Build your own Docker image#

Download a base Docker image with the correct ROCm and PyTorch version

docker pull rocm/pytorch:rocm6.3_ubuntu24.04_py3.12_pytorch_release_2.4.0

Start a Docker container using the downloaded image

docker run -it \
--device=/dev/kfd \
--device=/dev/dri \
--group-add video \
rocm/pytorch:rocm6.3_ubuntu24.04_py3.12_pytorch_release_2.4.0

Set up dependencies
```
pip install regex nltk pybind11
```

Git clone the ROCm/Stanford-Megatron-LM repository

git clone https://github.com/ROCm/Stanford-Megatron-LM.git
cd Stanford-Megatron-LM
git checkout rocm_6_3_patch
./apply_patch

Install Stanford Megatron-LM
```
python setup.py install
```

Set up your datasets#

The following instructions explain how you use the script pretrain_gpt.sh to run the Megatron-LM training process.

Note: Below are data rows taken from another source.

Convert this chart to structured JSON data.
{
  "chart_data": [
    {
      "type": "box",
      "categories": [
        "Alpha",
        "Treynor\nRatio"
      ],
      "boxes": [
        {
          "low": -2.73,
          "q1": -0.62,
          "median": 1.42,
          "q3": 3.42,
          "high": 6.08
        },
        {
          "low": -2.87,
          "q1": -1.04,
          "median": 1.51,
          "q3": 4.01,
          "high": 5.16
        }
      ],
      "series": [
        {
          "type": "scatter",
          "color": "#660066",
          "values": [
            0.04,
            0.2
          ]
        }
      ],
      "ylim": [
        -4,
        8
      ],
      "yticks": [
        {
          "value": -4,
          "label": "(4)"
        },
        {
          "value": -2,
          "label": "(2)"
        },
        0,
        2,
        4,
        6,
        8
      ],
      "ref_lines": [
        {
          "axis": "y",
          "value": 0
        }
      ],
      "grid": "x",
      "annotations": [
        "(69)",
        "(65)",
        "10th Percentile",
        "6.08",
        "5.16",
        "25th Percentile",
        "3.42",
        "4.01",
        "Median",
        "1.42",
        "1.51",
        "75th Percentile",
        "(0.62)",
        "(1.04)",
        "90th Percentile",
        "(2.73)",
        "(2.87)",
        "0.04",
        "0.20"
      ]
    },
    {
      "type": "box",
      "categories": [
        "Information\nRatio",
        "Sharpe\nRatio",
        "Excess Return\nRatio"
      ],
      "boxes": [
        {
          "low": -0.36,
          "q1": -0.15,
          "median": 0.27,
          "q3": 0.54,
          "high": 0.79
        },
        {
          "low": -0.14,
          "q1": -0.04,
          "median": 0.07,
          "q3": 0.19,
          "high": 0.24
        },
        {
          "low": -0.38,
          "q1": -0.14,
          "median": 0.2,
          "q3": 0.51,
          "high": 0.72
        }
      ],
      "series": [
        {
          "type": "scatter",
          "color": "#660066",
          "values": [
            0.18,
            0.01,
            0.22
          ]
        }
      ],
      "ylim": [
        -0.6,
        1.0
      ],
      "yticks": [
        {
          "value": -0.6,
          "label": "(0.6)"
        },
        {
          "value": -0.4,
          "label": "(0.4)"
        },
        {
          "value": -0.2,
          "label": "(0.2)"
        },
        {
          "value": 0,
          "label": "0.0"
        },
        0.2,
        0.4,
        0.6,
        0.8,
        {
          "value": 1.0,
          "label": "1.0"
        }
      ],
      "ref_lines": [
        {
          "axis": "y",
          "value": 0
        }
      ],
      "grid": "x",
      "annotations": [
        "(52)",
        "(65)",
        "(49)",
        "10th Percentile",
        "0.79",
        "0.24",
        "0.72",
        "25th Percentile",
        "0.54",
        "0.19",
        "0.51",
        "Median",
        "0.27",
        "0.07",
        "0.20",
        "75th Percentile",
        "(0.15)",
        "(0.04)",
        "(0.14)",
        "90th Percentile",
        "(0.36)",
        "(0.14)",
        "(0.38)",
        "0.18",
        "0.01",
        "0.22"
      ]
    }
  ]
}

If you are working with other model sizes, the process is similar, but you will need to use a different script.

Once inside the Stanford Megatron-LM Directory, you can download the BooksCorpus dataset or Oscar dataset by utilizing the helper scripts stored in dataset directory:

Oscar dataset
gpt2-vocab.json
gpt2-merges.txt

cd tools
wget https://huggingface.co/bigscience/misc-test-data/resolve/main/stas/oscar-1GB.jsonl.xz
xz -d oscar-1GB.jsonl.xz
wget -O gpt2-vocab.json https://huggingface.co/openai-community/gpt2/resolve/main/vocab.json
wget -O gpt2-merges.txt https://huggingface.co/mkhalifa/gpt2-biographies/resolve/main/merges.txt

Pre-process the datasets

export BASE_SRC_PATH=$(dirname $(pwd))
export BASE_DATA_PATH=${BASE_SRC_PATH}/tools
python preprocess_data.py \
--input ${BASE_DATA_PATH}/oscar-1GB.jsonl \
--output-prefix ${BASE_DATA_PATH}/my-gpt2 \
--vocab-file ${BASE_DATA_PATH}/gpt2-vocab.json \
--dataset-impl mmap \
--tokenizer-type GPT2BPETokenizer \
--merge-file ${BASE_DATA_PATH}/gpt2-merges.txt \
--append-eod \
--workers 8 \
--chunk-size 10

Set up the pre-training script

Edit the pretrain_gpt.sh file so that it points to the correct locations.

DATA_PATH=${BASE_DATA_PATH}/my-gpt2_text_document
CHECKPOINT_PATH=${BASE_DATA_PATH}/checkpoints
VOCAB_FILE=${BASE_DATA_PATH}/gpt2-vocab.json
MERGE_FILE=${BASE_DATA_PATH}/gpt2-merges.txt

Run the pre-training script

From the project root directory, execute the following command:
```
./examples/pretrain_gpt.sh
```

Test the Stanford Megatron-LM installation#

Stanford Megatron-LM unit tests are optional for validating your installation if you used a prebuilt Docker image from AMD ROCm Docker Hub.

To run unit tests manually and validate your installation fully, follow these steps:

Note

Run the following from the Stanford Megatron-LM root. Running the unit tests requires 8 GPUs as they test for distributed functionality.

torchrun --nproc_per_node=8 -m pytest tests/ 2>&1 | tee "stanford_megatron_lm_tests.log"

Run a Stanford Megatron-LM example#

Recommended example: pretraining_gpt.sh. For detailed steps, refer to the ROCm AI blog.

The blog mentions Megablocks, but you can run Stanford Megatron-LM with the same steps.